No mais, adorei tê-lo aqui, com toda certeza!
Gente, esse é meu irmão mais velho (de santo) e padrinho.
Obrigada!! Beijo.
SITIO DE PAI ADÃO
1875 – fundação do Terreiro de Iemanjá ou Terreiro Obáomi por Inês Joaquina da Costa ou Ifá-Tinukê
- Nos 1ºs anos do séc. XX associa-se a Felipe Sabino da Costa (Opé Otanam), com profundo conhecedor do culto dos Eguns.
- Inês tinha ainda outros acólitos: José Querino, seu axogun e Joana Batista, de cujo santo Adão era o sacrificador.

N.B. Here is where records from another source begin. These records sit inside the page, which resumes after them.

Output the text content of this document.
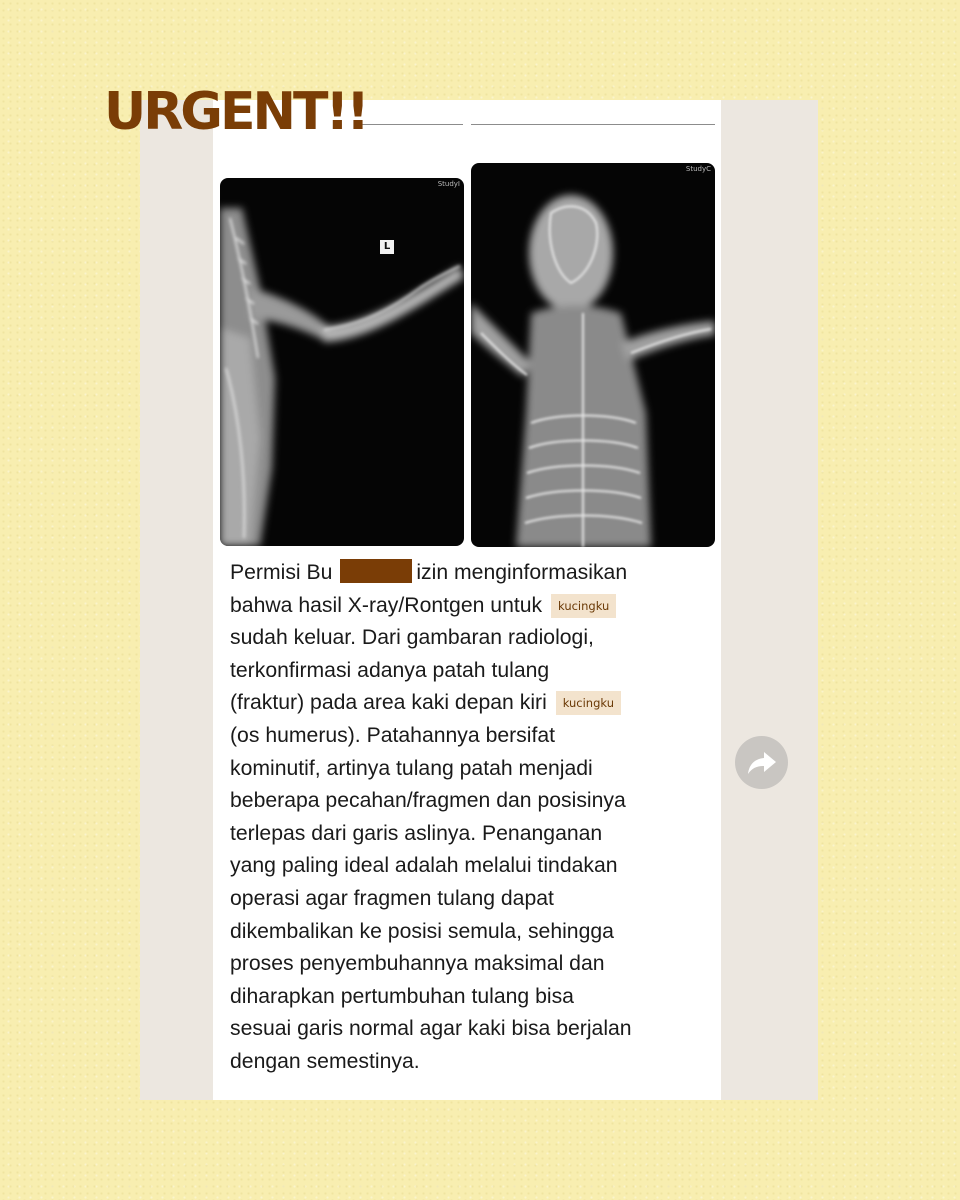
URGENT!!
L
StudyI
StudyC
Permisi Bu	izin menginformasikan
bahwa hasil X-ray/Rontgen untuk kucingku
sudah keluar. Dari gambaran radiologi,
terkonfirmasi adanya patah tulang
(fraktur) pada area kaki depan kiri kucingku
(os humerus). Patahannya bersifat
kominutif, artinya tulang patah menjadi
beberapa pecahan/fragmen dan posisinya
terlepas dari garis aslinya. Penanganan
yang paling ideal adalah melalui tindakan
operasi agar fragmen tulang dapat
dikembalikan ke posisi semula, sehingga
proses penyembuhannya maksimal dan
diharapkan pertumbuhan tulang bisa
sesuai garis normal agar kaki bisa berjalan
dengan semestinya.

- desde cedo nasceu-se o sistema tradicional de que uma casa é sempre regida por um pai e uma mãe-de-santo.
1916 – Morre Tia Inês
1920 – Adão torna-se pai-de-santo, e Joana a mãe.
1936 – Morre Adão, sem dúvida a maior personalidade do Xangô de Pernambuco, deixa 4 filhos vivos: Malaquias Felipe da Costa (Ojé Byí), José Romão da Costa (Ojo Okurin), Guilherme (oyú Funxó) e Maria do Bonfim, Mãezinha, que ainda vive.
1936/1952 – Joana Batista lidera o Sítio, ajudada por José Romão.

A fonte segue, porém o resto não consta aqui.